More states are pushing back against federal overreach of oil and gas activities by the Bureau of Land Management.

Related: BLM: New Flaring Regulations Proposed

Wyoming and Montana have petitioned for a review of the latest BLM ruling published in November, which imposes air quality regulations and seeks compensation and royalties for any oil and gas lost in these practices. State official believe that the BLM is overstepping its authority and argue oil and gas activity should be regulated by individual state laws.

“I understand why the state is putting regulations on venting and flaring, but it’s just one more restriction on oil companies that ties their hands,” said Randy Taylor, of Baker, Montana, who has been part of the oil production stage for approximately two decades. “With the venting and flaring systems they put on, within 20 to 30 years they are not even making enough gas to flare off our vents. Until that point, the BLM is trying to regulate it so we can only flare so many MCF per day. At that point, we have to slow oil production to limit flaring.”

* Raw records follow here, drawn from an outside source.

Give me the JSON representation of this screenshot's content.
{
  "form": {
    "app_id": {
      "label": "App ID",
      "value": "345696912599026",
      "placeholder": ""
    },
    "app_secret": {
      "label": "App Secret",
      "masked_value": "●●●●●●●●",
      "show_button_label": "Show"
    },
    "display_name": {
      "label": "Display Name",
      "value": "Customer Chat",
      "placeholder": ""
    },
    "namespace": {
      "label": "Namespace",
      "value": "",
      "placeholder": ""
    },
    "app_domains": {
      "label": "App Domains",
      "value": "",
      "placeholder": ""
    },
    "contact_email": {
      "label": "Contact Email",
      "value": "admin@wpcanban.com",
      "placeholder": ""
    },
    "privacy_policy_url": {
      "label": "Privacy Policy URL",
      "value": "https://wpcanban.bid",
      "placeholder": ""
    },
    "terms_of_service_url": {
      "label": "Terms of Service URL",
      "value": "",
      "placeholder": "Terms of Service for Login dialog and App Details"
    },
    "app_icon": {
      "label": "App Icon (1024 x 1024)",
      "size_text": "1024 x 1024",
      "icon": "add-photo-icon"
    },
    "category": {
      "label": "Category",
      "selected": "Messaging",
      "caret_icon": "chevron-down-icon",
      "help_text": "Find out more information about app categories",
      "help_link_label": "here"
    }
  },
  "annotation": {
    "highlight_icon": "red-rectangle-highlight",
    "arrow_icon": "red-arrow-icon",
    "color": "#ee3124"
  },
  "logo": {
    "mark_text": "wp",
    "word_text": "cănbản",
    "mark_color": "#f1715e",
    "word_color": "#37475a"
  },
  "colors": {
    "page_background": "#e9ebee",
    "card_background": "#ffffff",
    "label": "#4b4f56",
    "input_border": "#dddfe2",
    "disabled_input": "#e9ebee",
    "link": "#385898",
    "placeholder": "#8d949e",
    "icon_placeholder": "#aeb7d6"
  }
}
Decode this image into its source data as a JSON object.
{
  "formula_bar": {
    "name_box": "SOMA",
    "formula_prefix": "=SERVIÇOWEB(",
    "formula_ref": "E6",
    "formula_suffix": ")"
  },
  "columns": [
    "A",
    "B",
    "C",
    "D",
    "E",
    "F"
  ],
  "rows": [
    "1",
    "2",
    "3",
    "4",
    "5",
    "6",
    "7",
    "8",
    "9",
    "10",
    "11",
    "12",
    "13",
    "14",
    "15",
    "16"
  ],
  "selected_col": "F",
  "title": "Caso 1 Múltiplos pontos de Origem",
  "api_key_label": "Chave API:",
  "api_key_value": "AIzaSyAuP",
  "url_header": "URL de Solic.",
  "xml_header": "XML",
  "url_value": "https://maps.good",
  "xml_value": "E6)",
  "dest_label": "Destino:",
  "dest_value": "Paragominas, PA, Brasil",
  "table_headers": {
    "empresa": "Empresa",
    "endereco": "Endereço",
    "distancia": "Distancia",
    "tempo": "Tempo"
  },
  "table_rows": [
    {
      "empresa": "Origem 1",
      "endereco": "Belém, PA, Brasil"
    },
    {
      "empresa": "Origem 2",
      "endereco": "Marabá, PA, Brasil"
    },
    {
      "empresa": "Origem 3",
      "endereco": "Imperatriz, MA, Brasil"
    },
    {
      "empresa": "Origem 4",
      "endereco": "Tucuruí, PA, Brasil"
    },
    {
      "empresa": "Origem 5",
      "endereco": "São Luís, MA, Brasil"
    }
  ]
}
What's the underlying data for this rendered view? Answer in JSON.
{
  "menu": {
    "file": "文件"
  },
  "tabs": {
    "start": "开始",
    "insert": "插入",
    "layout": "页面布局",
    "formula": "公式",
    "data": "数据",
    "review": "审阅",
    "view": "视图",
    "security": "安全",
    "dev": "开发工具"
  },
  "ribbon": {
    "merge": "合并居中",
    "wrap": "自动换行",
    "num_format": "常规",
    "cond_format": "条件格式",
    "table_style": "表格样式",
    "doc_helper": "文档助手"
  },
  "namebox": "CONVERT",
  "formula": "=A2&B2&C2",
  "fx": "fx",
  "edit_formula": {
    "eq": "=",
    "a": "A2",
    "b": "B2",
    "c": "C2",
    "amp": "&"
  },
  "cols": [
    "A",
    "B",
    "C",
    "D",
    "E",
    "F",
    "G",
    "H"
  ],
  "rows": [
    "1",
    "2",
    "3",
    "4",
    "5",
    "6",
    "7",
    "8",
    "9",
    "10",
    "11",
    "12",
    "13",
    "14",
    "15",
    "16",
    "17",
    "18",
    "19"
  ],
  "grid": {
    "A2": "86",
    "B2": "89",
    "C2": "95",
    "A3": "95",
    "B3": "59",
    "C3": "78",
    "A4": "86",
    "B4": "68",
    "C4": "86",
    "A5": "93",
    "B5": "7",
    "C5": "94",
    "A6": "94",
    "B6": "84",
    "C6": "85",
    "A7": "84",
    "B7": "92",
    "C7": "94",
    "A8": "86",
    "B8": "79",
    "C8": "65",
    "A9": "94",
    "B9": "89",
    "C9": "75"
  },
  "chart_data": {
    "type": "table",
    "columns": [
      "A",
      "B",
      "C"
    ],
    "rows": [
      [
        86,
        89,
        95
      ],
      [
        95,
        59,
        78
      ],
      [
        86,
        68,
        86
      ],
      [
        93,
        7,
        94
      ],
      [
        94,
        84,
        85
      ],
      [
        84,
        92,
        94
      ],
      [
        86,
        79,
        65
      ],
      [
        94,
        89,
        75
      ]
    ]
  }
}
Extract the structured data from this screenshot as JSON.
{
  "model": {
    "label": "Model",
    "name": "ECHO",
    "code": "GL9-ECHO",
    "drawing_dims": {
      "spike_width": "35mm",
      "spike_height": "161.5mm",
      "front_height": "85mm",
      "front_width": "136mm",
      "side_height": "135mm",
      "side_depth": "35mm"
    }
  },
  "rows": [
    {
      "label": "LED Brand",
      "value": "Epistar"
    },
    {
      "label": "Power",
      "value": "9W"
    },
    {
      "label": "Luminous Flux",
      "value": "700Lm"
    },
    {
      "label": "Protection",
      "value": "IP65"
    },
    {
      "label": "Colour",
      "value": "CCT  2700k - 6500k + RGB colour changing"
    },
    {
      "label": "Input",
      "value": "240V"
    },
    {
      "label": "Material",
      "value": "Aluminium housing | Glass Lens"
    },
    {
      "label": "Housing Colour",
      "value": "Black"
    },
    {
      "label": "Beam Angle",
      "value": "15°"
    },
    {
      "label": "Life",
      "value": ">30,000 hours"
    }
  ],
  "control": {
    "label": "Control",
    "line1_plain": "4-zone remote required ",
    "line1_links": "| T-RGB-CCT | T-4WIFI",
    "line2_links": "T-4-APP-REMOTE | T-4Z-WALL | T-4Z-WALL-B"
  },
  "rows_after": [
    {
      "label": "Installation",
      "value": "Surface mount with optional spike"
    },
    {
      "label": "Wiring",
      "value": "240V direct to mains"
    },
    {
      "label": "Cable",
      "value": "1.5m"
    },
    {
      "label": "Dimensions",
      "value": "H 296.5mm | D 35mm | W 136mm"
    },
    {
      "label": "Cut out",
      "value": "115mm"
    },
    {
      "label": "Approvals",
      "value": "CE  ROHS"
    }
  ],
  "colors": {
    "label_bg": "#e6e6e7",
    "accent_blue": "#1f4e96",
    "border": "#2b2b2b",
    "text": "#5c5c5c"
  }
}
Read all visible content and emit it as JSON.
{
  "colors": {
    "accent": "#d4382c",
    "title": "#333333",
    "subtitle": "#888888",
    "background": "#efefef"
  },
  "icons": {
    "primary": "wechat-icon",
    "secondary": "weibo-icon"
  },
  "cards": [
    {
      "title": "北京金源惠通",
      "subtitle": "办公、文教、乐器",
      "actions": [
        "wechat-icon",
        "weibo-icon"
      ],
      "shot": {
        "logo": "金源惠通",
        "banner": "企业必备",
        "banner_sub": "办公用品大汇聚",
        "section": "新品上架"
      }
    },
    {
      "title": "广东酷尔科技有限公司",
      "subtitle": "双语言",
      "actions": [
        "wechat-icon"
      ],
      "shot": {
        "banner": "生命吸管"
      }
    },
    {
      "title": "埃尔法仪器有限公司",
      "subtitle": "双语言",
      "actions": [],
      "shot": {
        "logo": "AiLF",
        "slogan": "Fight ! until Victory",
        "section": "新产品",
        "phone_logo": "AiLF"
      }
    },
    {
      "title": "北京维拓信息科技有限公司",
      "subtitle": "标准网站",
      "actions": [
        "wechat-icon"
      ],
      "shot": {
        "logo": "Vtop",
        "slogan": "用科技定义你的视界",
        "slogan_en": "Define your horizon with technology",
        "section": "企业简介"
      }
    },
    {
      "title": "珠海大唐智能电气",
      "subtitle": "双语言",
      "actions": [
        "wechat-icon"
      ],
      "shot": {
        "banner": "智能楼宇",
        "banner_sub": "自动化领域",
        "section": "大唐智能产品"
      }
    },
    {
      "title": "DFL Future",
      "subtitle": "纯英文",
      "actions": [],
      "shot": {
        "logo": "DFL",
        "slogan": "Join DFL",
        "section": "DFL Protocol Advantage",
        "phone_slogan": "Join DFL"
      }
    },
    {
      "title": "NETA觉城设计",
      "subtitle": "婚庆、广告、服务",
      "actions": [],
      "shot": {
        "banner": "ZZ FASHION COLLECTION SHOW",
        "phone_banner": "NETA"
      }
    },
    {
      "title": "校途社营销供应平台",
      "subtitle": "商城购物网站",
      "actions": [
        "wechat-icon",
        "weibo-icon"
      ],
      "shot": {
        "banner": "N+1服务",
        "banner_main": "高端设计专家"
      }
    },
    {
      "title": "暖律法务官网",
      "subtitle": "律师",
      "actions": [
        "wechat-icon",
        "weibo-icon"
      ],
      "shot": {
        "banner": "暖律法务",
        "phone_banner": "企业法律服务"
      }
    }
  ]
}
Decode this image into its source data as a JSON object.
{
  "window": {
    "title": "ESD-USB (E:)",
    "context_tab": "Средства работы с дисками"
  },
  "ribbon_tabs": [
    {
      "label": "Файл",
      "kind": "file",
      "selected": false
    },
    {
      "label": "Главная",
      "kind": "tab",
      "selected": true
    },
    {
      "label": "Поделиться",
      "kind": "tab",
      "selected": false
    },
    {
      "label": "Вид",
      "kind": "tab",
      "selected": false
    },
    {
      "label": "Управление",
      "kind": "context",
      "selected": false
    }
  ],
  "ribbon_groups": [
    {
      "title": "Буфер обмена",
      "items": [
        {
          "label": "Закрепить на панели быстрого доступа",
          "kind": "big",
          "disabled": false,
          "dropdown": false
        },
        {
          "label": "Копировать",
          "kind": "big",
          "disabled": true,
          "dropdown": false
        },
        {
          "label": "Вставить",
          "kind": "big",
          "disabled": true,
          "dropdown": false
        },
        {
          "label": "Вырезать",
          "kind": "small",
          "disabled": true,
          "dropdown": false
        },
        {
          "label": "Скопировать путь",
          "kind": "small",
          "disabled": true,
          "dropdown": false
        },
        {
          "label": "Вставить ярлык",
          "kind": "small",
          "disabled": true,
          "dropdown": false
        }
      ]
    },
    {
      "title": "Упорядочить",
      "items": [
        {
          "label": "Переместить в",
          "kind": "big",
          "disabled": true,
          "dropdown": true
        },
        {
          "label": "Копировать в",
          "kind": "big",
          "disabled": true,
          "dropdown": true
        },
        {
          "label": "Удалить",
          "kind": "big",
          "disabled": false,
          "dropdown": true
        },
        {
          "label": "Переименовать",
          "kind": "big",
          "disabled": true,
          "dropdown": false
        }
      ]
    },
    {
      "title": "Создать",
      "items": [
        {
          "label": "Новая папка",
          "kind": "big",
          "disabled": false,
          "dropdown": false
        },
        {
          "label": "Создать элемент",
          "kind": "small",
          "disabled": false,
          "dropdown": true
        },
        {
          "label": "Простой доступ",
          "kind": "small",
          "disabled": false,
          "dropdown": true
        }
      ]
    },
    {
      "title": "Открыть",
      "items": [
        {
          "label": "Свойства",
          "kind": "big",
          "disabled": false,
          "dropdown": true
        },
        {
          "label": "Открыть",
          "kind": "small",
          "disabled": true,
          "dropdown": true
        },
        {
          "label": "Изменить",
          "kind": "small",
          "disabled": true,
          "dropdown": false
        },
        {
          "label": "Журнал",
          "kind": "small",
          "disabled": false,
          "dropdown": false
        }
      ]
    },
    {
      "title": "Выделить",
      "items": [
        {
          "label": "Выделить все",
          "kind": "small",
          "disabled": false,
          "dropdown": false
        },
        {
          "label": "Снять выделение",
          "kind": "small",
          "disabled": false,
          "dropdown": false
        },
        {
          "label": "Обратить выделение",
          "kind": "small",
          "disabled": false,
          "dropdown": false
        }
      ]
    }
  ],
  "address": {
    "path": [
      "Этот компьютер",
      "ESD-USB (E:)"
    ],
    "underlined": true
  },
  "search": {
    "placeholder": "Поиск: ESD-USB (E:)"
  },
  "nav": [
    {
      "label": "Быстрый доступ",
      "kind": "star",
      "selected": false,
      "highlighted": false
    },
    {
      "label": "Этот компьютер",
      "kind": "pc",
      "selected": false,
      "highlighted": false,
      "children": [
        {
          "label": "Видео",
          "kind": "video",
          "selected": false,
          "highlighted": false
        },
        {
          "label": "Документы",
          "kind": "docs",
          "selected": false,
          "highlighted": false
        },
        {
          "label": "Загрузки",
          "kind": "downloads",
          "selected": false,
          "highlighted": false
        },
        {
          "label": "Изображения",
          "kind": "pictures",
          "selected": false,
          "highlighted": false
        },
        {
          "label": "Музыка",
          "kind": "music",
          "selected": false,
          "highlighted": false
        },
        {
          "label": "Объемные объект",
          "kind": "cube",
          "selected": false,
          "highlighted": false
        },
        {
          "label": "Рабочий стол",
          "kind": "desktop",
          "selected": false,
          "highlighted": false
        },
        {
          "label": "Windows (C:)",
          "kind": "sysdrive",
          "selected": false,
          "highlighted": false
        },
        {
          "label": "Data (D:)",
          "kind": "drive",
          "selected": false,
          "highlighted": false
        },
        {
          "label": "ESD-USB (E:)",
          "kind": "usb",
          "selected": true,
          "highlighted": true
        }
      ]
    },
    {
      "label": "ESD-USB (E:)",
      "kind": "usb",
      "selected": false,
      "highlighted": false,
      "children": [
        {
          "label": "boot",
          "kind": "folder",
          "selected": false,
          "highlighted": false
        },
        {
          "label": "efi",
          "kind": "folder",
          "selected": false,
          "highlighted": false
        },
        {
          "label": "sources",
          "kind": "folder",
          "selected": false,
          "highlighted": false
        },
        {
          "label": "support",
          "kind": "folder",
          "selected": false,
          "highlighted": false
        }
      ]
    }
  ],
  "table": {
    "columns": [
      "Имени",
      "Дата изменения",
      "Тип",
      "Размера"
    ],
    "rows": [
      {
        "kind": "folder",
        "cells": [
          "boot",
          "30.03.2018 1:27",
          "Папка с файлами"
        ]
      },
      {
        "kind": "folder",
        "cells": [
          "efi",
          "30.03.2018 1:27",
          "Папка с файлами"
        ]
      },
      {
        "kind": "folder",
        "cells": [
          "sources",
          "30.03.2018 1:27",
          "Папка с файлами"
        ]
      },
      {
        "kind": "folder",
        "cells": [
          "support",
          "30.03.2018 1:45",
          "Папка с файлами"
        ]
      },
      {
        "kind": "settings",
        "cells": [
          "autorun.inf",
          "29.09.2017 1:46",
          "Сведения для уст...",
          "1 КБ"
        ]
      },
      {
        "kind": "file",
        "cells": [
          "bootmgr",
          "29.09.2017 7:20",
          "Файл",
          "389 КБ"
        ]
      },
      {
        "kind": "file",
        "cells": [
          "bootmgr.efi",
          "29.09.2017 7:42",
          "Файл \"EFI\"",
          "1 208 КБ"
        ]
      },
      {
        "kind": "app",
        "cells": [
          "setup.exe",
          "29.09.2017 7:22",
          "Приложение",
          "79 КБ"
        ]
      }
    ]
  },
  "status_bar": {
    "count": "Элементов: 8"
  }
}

The Clean Air Act specifically delegates authority to the EPA to control emissions from new and existing oil and gas production facilities. The petition accuses the BLM of trying to impose its own regulations on oil and gas operations under the guise of waste prevention. Congress specifically delegated authority to regulate air pollution to the United States Environmental Protection Agency.

The ruling is set to take effect on January 17, 2017.